Westbrock pointed to a freelance photographer, Trisha Spencer, who lives outside of Little Falls, and wrote to CTC. At her home, Spencer couldn’t upload her photos in real-time. What took hours at her home, she was able to do in minutes at her parents’ home in Fort Ripley because they had CTC.

“It’s those small entrepreneurs that also get that opportunity in rural America, which I always think is great,” Westbrock said.

She also noted the work provides opportunities for employees at CTC who can have careers and benefits as they build the future of the nation in building broadband.

Kristi Westbrock speaks at a podium

Kristi Westbrock, CEO and general manager at CTC speaks to a group Wednesday, Dec. 18, 2024, at the company’s corporate headquarters in Brainerd.

Renee Richardson / Brainerd Dispatch

“We’re up to 96 employees, and we’ll go over 100 point mark for $45 million in revenue today, Westbrock said, adding it all goes back into the membership, which is the beauty of a cooperative.

“We’re building it for people to have sustainability in their in their lives and in their homes,” Westbrock said.

Those who attended the announcement also had the opportunity to learn how to slice fibers. Westbrock noted MC Fiber is a new company under CTC ownership and also a Rural Utilities Service project so they can start constructing their own fiber. They are doing this jointly with Meeker Electric Co-op. This winter, their crews are going south to build fiber in Kansas.

Crow Wing County Board Chair Jon Lubke said it was great for CTC and very needed with the work helping complete access to high-speed internet in Crow Wing County and help the continued growth in the county.

CTC has also worked with federal programs to add 500 line extensions to reach single homes that may be down a long driveway or just beyond the end of a line.

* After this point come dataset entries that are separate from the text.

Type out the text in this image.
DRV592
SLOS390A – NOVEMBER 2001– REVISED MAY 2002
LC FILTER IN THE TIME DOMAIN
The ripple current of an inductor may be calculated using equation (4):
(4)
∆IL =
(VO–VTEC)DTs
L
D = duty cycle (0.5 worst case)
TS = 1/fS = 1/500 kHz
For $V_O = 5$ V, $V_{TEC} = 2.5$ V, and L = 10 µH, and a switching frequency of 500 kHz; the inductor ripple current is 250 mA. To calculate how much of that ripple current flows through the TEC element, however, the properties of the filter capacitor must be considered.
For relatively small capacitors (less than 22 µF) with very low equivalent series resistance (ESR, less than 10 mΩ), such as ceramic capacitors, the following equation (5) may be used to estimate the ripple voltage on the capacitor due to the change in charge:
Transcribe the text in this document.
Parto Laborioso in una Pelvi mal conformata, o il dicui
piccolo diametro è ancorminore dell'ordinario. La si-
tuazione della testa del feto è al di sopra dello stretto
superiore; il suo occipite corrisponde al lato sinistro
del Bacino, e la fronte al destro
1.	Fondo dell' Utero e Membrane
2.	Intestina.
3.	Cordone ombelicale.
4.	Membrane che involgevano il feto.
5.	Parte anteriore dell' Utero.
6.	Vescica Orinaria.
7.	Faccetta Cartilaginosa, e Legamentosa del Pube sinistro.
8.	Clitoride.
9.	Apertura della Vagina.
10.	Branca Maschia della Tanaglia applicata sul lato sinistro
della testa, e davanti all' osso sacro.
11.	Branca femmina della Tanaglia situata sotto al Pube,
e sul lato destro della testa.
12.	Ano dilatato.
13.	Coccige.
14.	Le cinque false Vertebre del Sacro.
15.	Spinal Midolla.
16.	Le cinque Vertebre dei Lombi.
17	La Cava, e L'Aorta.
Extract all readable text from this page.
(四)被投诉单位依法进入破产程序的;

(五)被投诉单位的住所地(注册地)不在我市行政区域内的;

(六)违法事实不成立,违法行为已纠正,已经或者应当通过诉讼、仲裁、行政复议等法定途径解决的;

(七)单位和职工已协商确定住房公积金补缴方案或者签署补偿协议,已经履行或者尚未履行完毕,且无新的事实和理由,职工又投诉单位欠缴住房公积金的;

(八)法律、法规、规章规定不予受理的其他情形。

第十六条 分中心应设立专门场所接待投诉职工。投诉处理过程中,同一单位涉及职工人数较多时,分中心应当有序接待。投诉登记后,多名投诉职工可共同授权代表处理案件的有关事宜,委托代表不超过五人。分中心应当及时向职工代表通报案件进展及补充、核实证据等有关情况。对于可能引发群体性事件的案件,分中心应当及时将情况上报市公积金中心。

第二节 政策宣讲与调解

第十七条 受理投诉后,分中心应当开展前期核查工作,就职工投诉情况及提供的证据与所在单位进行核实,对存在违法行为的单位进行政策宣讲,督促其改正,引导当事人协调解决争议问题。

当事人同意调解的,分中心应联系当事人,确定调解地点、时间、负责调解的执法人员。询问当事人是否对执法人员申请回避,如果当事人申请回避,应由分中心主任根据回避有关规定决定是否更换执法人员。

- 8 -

“CTC has been nothing short of amazing, amazingly successful at landing grants, both from the state and federal government, and that’s largely due to Kristi’s leadership, but to bring in literally millions of dollars into the community every year for the past several years … it really helps us expand new services,” said Matt Kilian, Brainerd Lakes Chamber of Commerce president.

Kilian noted the work is capital intensive with all the fiber going in the ground before there are paying customers at the end of the project, which makes projects that provide a grace period for the loan payback for the company investing in the equipment that much more critical for sustainability.

As someone who lived without internet service when he first moved to the Brainerd area, Kilian knows first-hand what that is like.

Kilian said: “It’s a great Christmas present for all the people who live in those areas.”